Musicians compose, sing, or play music. They might perform solo or as part of a group. They perform in sound studios and on stage. They also perform on television and in movies. Some musicians go on concert tours, traveling all over the United States and the world. However, not all their time is spent performing for audiences. Musicians and singers also spend a lot of time practicing and rehearsing. Other music jobs include music directors who might lead choirs and other musical groups. Arrangers change the style of music by turning a country song into a rock and roll song, for example. Composers create new music.
Pay: Earnings depend on how popular a performer is. But musicians often have to hold down other jobs while they're building their careers.About 50 percent of musicians, singers, and related workers work for themselves. They are usually paid for each performance or recording. Their earnings vary greatly and depend on how many jobs they can get. Other musicians, singers, and related workers work for organizations for a set amount of pay. In May of 2008, these musicians had average hourly wages of $28.28.
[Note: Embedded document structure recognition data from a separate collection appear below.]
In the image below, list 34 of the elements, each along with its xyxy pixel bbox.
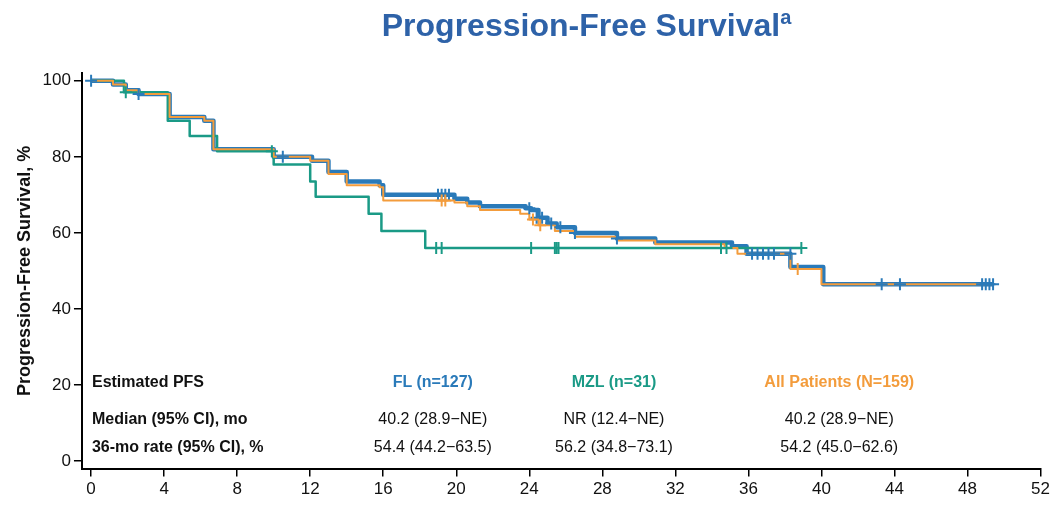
- x-tick-label: 52: [1031, 479, 1051, 499]
- y-tick-label: 60: [52, 222, 71, 242]
- x-tick-label: 8: [232, 479, 242, 499]
- x-tick-label: 32: [665, 479, 685, 499]
- annotation: 40.2 (28.9−NE): [784, 409, 894, 427]
- x-tick-label: 44: [885, 479, 904, 499]
- x-tick-label: 36: [738, 479, 758, 499]
- y-tick-label: 40: [52, 298, 71, 318]
- annotation: 54.2 (45.0−62.6): [780, 438, 899, 456]
- x-tick-label: 40: [811, 479, 831, 499]
- annotation: 36-mo rate (95% CI), %: [91, 438, 264, 456]
- text: MZL (n=31): [571, 373, 657, 391]
- y-tick-label: 80: [52, 146, 71, 166]
- annotation: 54.4 (44.2−63.5): [373, 438, 492, 456]
- chart-title: Progression-Free Survival$^{a}$: [380, 6, 793, 44]
- y-axis-title: Progression-Free Survival, %: [13, 145, 34, 396]
- x-tick-label: 48: [958, 479, 977, 499]
- annotation: Median (95% CI), mo: [91, 409, 248, 427]
- y-tick-label: 100: [42, 70, 71, 90]
- x-tick-label: 24: [519, 479, 539, 499]
- x-tick-label: 20: [446, 479, 466, 499]
- annotation: 40.2 (28.9−NE): [378, 409, 488, 427]
- text: All Patients (N=159): [764, 373, 915, 391]
- x-tick-label: 12: [300, 479, 320, 499]
- text: FL (n=127): [392, 373, 473, 391]
- annotation: 56.2 (34.8−73.1): [555, 438, 673, 456]
- y-tick-label: 0: [61, 450, 71, 470]
- annotation: NR (12.4−NE): [563, 409, 665, 427]
- x-tick-label: 16: [373, 479, 393, 499]
- x-tick-label: 0: [86, 479, 96, 499]
- y-tick-label: 20: [52, 374, 71, 394]
- x-tick-label: 28: [592, 479, 612, 499]
- annotation: Estimated PFS: [91, 373, 205, 391]
- x-tick-label: 4: [159, 479, 169, 499]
Training: You need musical talent to be a musician or singer. People who become musicians often learn how to play an instrument at an early age. Some of the most popular instruments are the guitar, piano, and drums. It helps any musician to learn to play more than one instrument. Many songwriters now write music on computers, so technical skills are handy. Also, skills in choreography or dancing are sometimes useful for musicians. To start getting ready for this job, you could join a school band or choir or perform in a school musical. Many community centers and art centers also have bands or choirs. You could also sing or play music with friends. It helps to take every chance to appear in front of people. You may be able to perform at parties or other events. Musicians and singers have to be comfortable performing on stage in front of lots of people.